At a recent conference, one stalwart proposed insurers should stop publishing claims statistics on the basis they are all very similar, not scrutinised independently and have not increased sales over the time they have been shared.

While I, like everyone else in that room, did not agree, I could see the point being made. My first sales manager had a mantra for customer service: perception is reality. It does not matter if your service is great; if customers think it is rubbish, it might as well be because that is what they will tell people.

I think that is where we have got to with protection claims. We know we pay all valid claims and the statistics back us up. Yet the public still think we are rubbish, so confidence does not increase and sales do not grow.

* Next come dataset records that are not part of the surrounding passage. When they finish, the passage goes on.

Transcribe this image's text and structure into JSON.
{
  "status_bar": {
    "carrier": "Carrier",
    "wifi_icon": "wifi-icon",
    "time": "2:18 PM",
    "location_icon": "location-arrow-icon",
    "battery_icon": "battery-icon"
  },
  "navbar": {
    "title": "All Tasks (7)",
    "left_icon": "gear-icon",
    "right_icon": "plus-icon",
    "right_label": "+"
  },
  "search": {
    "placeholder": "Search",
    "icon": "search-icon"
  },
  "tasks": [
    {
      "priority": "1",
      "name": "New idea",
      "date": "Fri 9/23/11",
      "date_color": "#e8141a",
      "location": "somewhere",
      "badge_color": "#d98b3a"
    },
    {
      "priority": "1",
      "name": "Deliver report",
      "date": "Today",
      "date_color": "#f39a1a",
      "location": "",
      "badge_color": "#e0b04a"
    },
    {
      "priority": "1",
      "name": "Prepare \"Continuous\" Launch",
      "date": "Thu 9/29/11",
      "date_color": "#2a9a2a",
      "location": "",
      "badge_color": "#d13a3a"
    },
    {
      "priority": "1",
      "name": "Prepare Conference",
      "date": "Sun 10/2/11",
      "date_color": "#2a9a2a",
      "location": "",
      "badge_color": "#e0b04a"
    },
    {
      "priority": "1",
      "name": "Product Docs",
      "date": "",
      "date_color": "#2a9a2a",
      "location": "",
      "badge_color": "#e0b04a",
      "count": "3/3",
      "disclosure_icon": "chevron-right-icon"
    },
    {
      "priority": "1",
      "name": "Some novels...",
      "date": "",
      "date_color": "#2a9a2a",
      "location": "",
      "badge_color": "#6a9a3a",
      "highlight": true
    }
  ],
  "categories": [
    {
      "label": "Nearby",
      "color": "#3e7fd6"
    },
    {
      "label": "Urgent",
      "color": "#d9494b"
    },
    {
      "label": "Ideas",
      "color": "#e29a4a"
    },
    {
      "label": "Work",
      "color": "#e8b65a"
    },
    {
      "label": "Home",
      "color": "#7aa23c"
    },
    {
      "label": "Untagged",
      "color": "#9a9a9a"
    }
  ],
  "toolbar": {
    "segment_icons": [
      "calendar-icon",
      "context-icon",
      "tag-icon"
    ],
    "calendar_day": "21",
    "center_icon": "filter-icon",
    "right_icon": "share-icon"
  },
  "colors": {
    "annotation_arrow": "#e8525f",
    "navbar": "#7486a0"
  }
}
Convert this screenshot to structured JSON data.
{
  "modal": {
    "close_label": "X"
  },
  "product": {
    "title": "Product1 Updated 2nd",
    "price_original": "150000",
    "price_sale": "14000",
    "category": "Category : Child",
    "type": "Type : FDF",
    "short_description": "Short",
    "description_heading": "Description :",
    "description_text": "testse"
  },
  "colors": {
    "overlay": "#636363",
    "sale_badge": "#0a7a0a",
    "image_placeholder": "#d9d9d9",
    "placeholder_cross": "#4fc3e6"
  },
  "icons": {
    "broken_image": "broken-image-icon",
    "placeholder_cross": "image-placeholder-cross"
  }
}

We now need to make the experience match the statistics.

Stepping up the service

Part of the problem is that life insurers are seen as big, faceless organisations. When I lost my login for HM Revenue & Customs a week before the tax return deadline, a disinterested call centre bod told me she could reset the account and that a new login would be posted within eight working days. She could not tell me the new details, nor could she have them emailed. And she could not have cared less. Why should she? In her mind, she is not providing me a service, she is simply telling me the rules.

Insurers can occupy this same space, as anyone who has made a claim for themselves or on behalf of clients can testify. Service level agreements and intricate form negotiations are the order of the day. And email? We are still dealing in second class post in some cases.

Any senior executive at a life insurer should spend a minimum of one day a year in their claims department, handling calls and seeing what their customers experience.

We know we pay all valid claims and the statistics back us up. Yet the public still think we are rubbish, so confidence does not increase and sales do not grow.

Claims is one area technology has not been seen as the solution, with emphasis placed on the human touch needed at such a difficult time for customers. But in reality, most people do not want to talk to a stranger when ordering pizza, let alone when a family member has died. We should be thinking in terms of online claims registering and handling, with settlements agreed within days, not weeks or worse.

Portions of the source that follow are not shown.